Clinical myoelectric prostheses lack the sensory feedback and sufficient dexterity required to complete activities of daily living efficiently and accurately. Providing haptic feedback of relevant environmental cues to the user or imbuing the prosthesis with autonomous control authority have been separately shown to improve prosthesis utility. Few studies, however, have investigated the effect of combining these two approaches in a shared control paradigm, and none have evaluated such an approach from the perspective of neural efficiency (the relationship between task performance and mental effort measured directly from the brain). In this work, we analyzed the neural efficiency of 30 non-amputee participants in a grasp-and-lift task of a brittle object. Here, a myoelectric prosthesis featuring vibrotactile feedback of grip force and autonomous control of grasping was compared with a standard myoelectric prosthesis with and without vibrotactile feedback. As a measure of mental effort, we captured the prefrontal cortex activity changes using functional near infrared spectroscopy during the experiment.
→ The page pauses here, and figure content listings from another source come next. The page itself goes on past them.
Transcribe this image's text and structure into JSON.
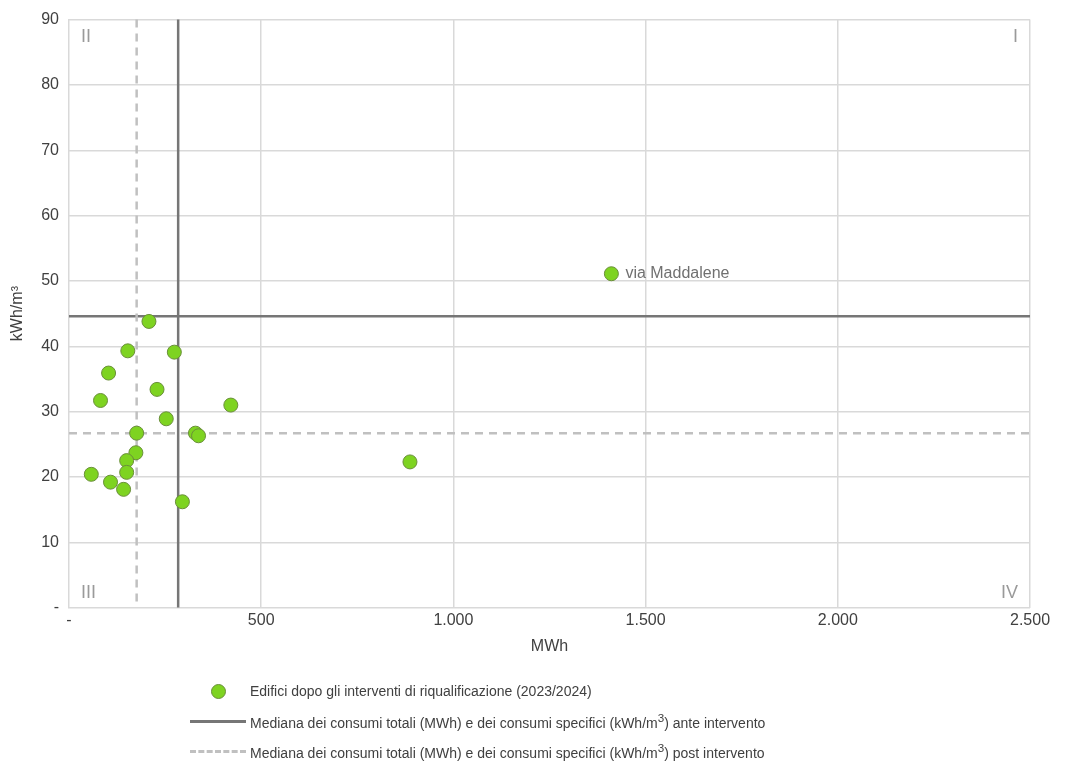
{
  "chart_data": {
    "type": "scatter",
    "xlabel": "MWh",
    "ylabel": "kWh/m³",
    "series": [
      {
        "name": "Edifici dopo gli interventi di riqualificazione (2023/2024)",
        "color": "#7ed321",
        "x": [
          208,
          153,
          274,
          103,
          229,
          82,
          421,
          253,
          176,
          329,
          337,
          174,
          150,
          150,
          58,
          108,
          142,
          295,
          887,
          1411
        ],
        "values": [
          43.8,
          39.3,
          39.1,
          35.9,
          33.4,
          31.7,
          31.0,
          28.9,
          26.7,
          26.7,
          26.3,
          23.7,
          22.5,
          20.7,
          20.4,
          19.2,
          18.1,
          16.2,
          22.3,
          51.1
        ]
      }
    ],
    "marker": "circle",
    "ref_lines": [
      {
        "axis": "x",
        "value": 284,
        "color": "#767676",
        "line_style": "solid",
        "label": "Mediana dei consumi totali (MWh) e dei consumi specifici (kWh/m$^{3}$) ante intervento"
      },
      {
        "axis": "y",
        "value": 44.6,
        "color": "#767676",
        "line_style": "solid"
      },
      {
        "axis": "x",
        "value": 176,
        "color": "#c0c0c0",
        "line_style": "dashed",
        "label": "Mediana dei consumi totali (MWh) e dei consumi specifici (kWh/m$^{3}$) post intervento"
      },
      {
        "axis": "y",
        "value": 26.7,
        "color": "#c0c0c0",
        "line_style": "dashed"
      }
    ],
    "annotations": [
      "I",
      "II",
      "III",
      "IV",
      {
        "text": "via Maddalene",
        "x": 1411,
        "y": 51.1
      }
    ],
    "xlim": [
      0,
      2500
    ],
    "xticks": [
      {
        "value": 0,
        "label": "-"
      },
      500,
      {
        "value": 1000,
        "label": "1.000"
      },
      {
        "value": 1500,
        "label": "1.500"
      },
      {
        "value": 2000,
        "label": "2.000"
      },
      {
        "value": 2500,
        "label": "2.500"
      }
    ],
    "ylim": [
      0,
      90
    ],
    "yticks": [
      {
        "value": 0,
        "label": "-"
      },
      10,
      20,
      30,
      40,
      50,
      60,
      70,
      80,
      90
    ],
    "grid": true,
    "legend": "bottom"
  }
}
It was expected that the prosthesis with haptic shared control would improve both task performance and mental effort compared to the standard prosthesis. Results showed that only the haptic shared control system enabled users to achieve high neural efficiency, and that vibrotactile feedback was important for grasping with the appropriate grip force. These results indicate that the haptic shared control system synergistically combines the benefits of haptic feedback and autonomous controllers, and is well-poised to inform such hybrid advancements in myoelectric prosthesis technology.